Supreme Court says marketer is not entitled to a trademark for 'Trump too small' T-shirts

The phrase “TRUMP TOO SMALL” stems from a memorable moment in the 2016 Republican presidential debates, during which Sen. Marco Rubio, R-Fla., made a crude joke about the size of Trump’s hands.

“And you know what they say about guys with small hands,” Rubio quipped.

JeeBaiChow,

That’s great! Everyone can print them, then!

mozz,
@mozz@mbin.grits.dev avatar

Just to clear up, he’s still fine to sell them; he just can’t trademark the phrase or stop other people from selling the exact same thing. The whole thing about RBG was that she also had a bunch of merch sold about her but none of it was entitled to trademark protection either while she was alive.

Eatspancakes84,

Doesn’t seem to be an SC case. Should be obvious that you can’t have a trademark that includes someone else’s name. How did it end there?

SturgiesYrFase,
@SturgiesYrFase@lemmy.ml avatar

Because the USA is basically a reality TV show right now?

NoIWontPickAName,

We’ve sailed past that and idiocracy both, at least in idiocracy the president was looking to find the smartest person on earth.

ricecake,

I think it stems from his argument being not about what the law says, but about if the law is constitutional.

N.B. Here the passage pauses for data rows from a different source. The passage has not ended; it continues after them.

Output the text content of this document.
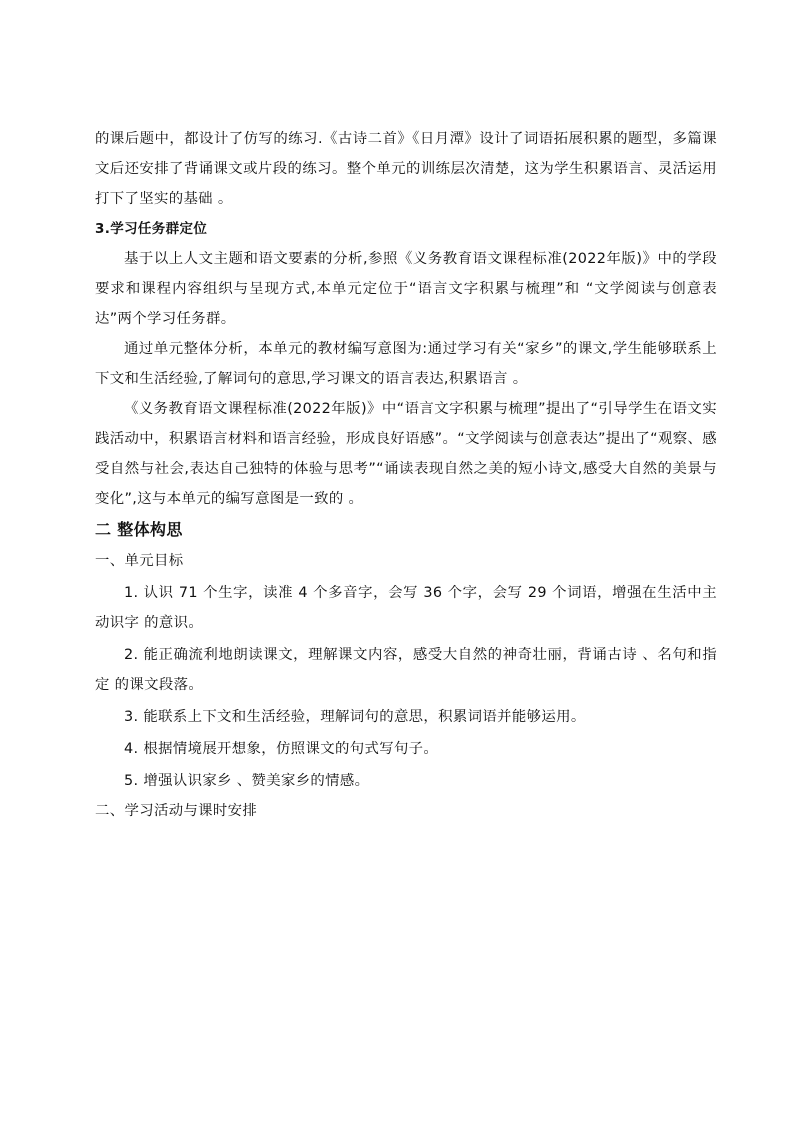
的课后题中，都设计了仿写的练习.《古诗二首》《日月潭》设计了词语拓展积累的题型，多篇课文后还安排了背诵课文或片段的练习。整个单元的训练层次清楚，这为学生积累语言、灵活运用打下了坚实的基础 。

3.学习任务群定位

基于以上人文主题和语文要素的分析,参照《义务教育语文课程标准(2022年版)》中的学段要求和课程内容组织与呈现方式,本单元定位于“语言文字积累与梳理”和 “文学阅读与创意表达”两个学习任务群。

通过单元整体分析，本单元的教材编写意图为:通过学习有关“家乡”的课文,学生能够联系上下文和生活经验,了解词句的意思,学习课文的语言表达,积累语言 。

《义务教育语文课程标准(2022年版)》中“语言文字积累与梳理”提出了“引导学生在语文实践活动中，积累语言材料和语言经验，形成良好语感”。“文学阅读与创意表达”提出了“观察、感受自然与社会,表达自己独特的体验与思考”“诵读表现自然之美的短小诗文,感受大自然的美景与变化”,这与本单元的编写意图是一致的 。

二 整体构思

一、单元目标

1. 认识 71 个生字，读准 4 个多音字，会写 36 个字，会写 29 个词语，增强在生活中主动识字 的意识。

2. 能正确流利地朗读课文，理解课文内容，感受大自然的神奇壮丽，背诵古诗 、名句和指定 的课文段落。

3. 能联系上下文和生活经验，理解词句的意思，积累词语并能够运用。

4. 根据情境展开想象，仿照课文的句式写句子。

5. 增强认识家乡 、赞美家乡的情感。

二、学习活动与课时安排
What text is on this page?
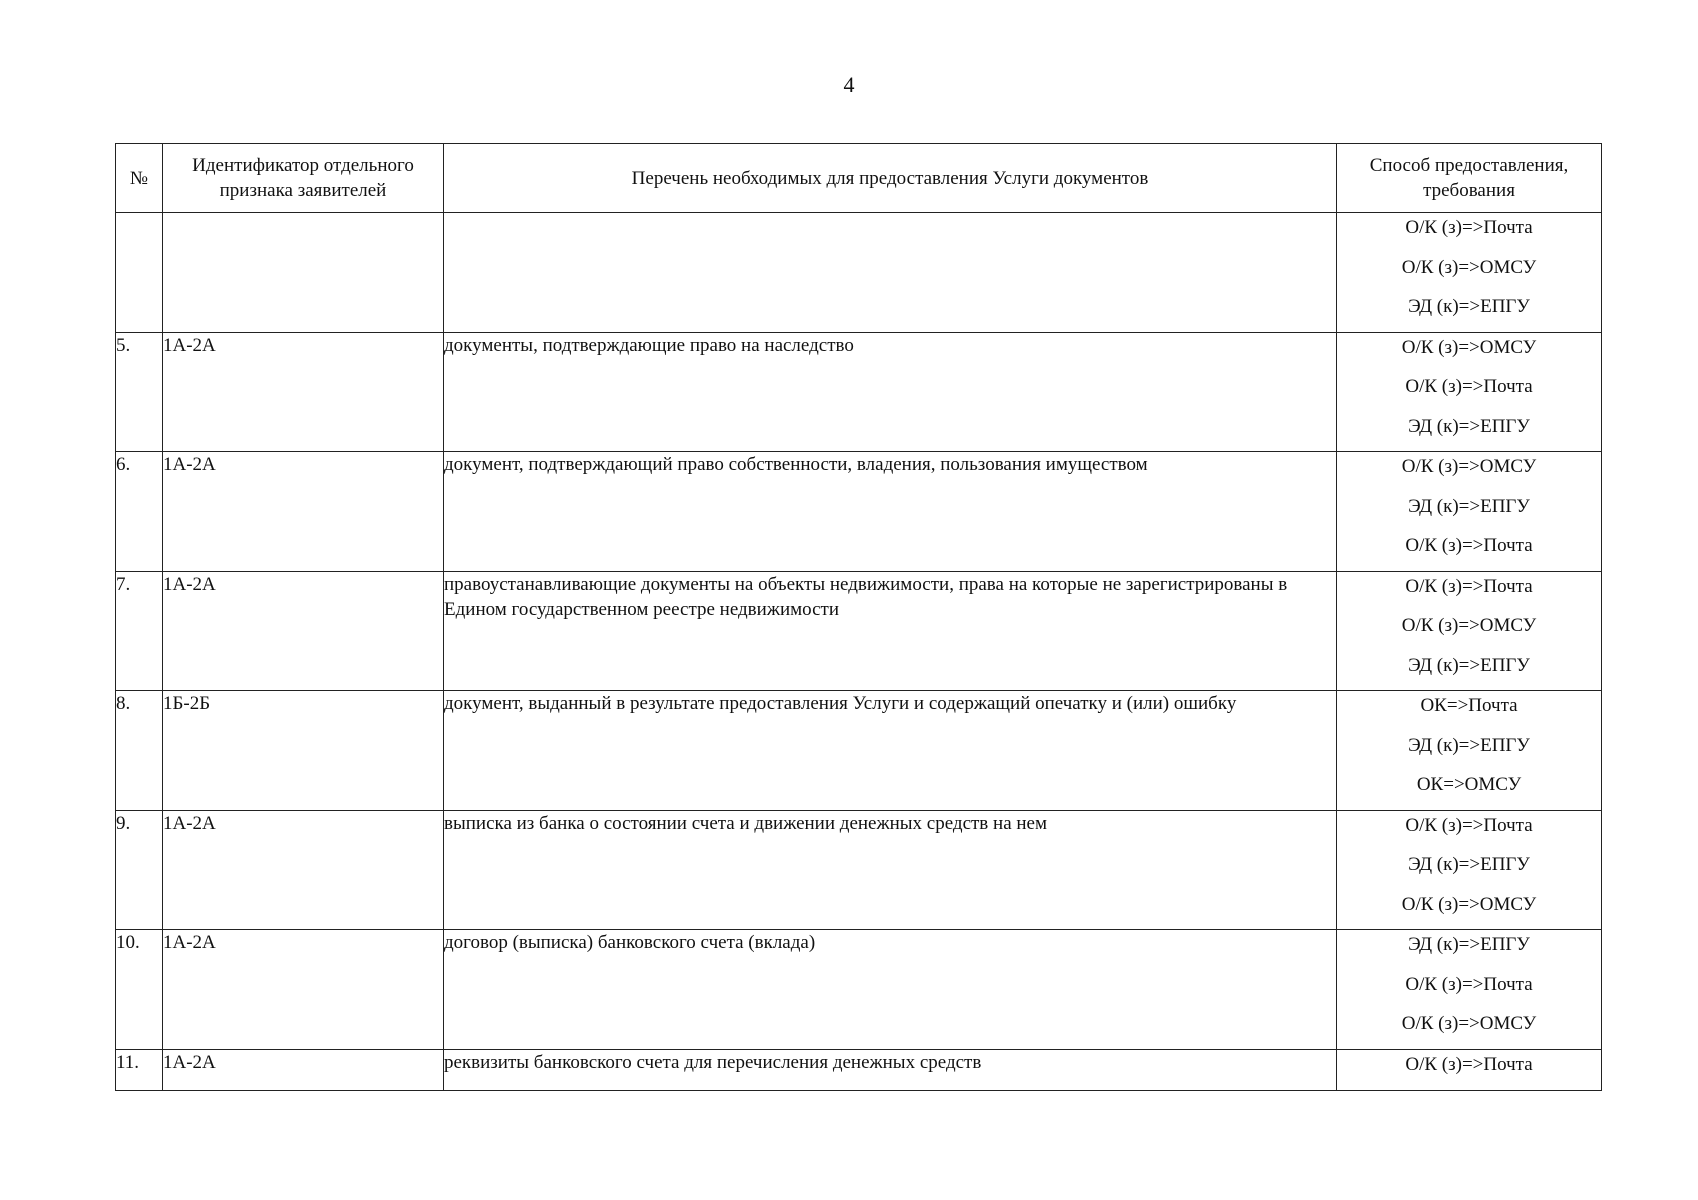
4
№	Идентификатор отдельного
признака заявителей	Перечень необходимых для предоставления Услуги документов	Способ предоставления,
требования

			О/К (з)=>Почта
О/К (з)=>ОМСУ
ЭД (к)=>ЕПГУ

5.	1А-2А	документы, подтверждающие право на наследство	О/К (з)=>ОМСУ
О/К (з)=>Почта
ЭД (к)=>ЕПГУ

6.	1А-2А	документ, подтверждающий право собственности, владения, пользования имуществом	О/К (з)=>ОМСУ
ЭД (к)=>ЕПГУ
О/К (з)=>Почта

7.	1А-2А	правоустанавливающие документы на объекты недвижимости, права на которые не зарегистрированы в Едином государственном реестре недвижимости	О/К (з)=>Почта
О/К (з)=>ОМСУ
ЭД (к)=>ЕПГУ

8.	1Б-2Б	документ, выданный в результате предоставления Услуги и содержащий опечатку и (или) ошибку	ОК=>Почта
ЭД (к)=>ЕПГУ
ОК=>ОМСУ

9.	1А-2А	выписка из банка о состоянии счета и движении денежных средств на нем	О/К (з)=>Почта
ЭД (к)=>ЕПГУ
О/К (з)=>ОМСУ

10.	1А-2А	договор (выписка) банковского счета (вклада)	ЭД (к)=>ЕПГУ
О/К (з)=>Почта
О/К (з)=>ОМСУ

11.	1А-2А	реквизиты банковского счета для перечисления денежных средств	О/К (з)=>Почта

Very often things that involve political figures are much more likely to get a very generous interpretation of the first amendment, which is why you get stuff like “elected officials can’t always block people on social media even with their personal accounts”.

They claimed that preventing him from trademarking the slogan limited his ability to monetize it, and that made it a limitation on his freedom of speech, specifically regarding a politician. Therefore the government should need to provide explicit, compelling reason for the law as applied to politicians. Recently, trademark rules were shot down over first amendment grounds when the supreme Court found that rules saying you can’t trademark insulting or vulgar things amounted to the government prohibiting speech in a way it’s not allowed to.

With this ruling, they found that the rule in question is viewpoint neutral and therefore isn’t the government disfavoring an idea or viewpoint. It’s unbiased since it’s based on (hopefully) objective facts about if people are alive or not, unlike “is FUCT a vulgar word” or “is it disparaging to name a band The Slants”?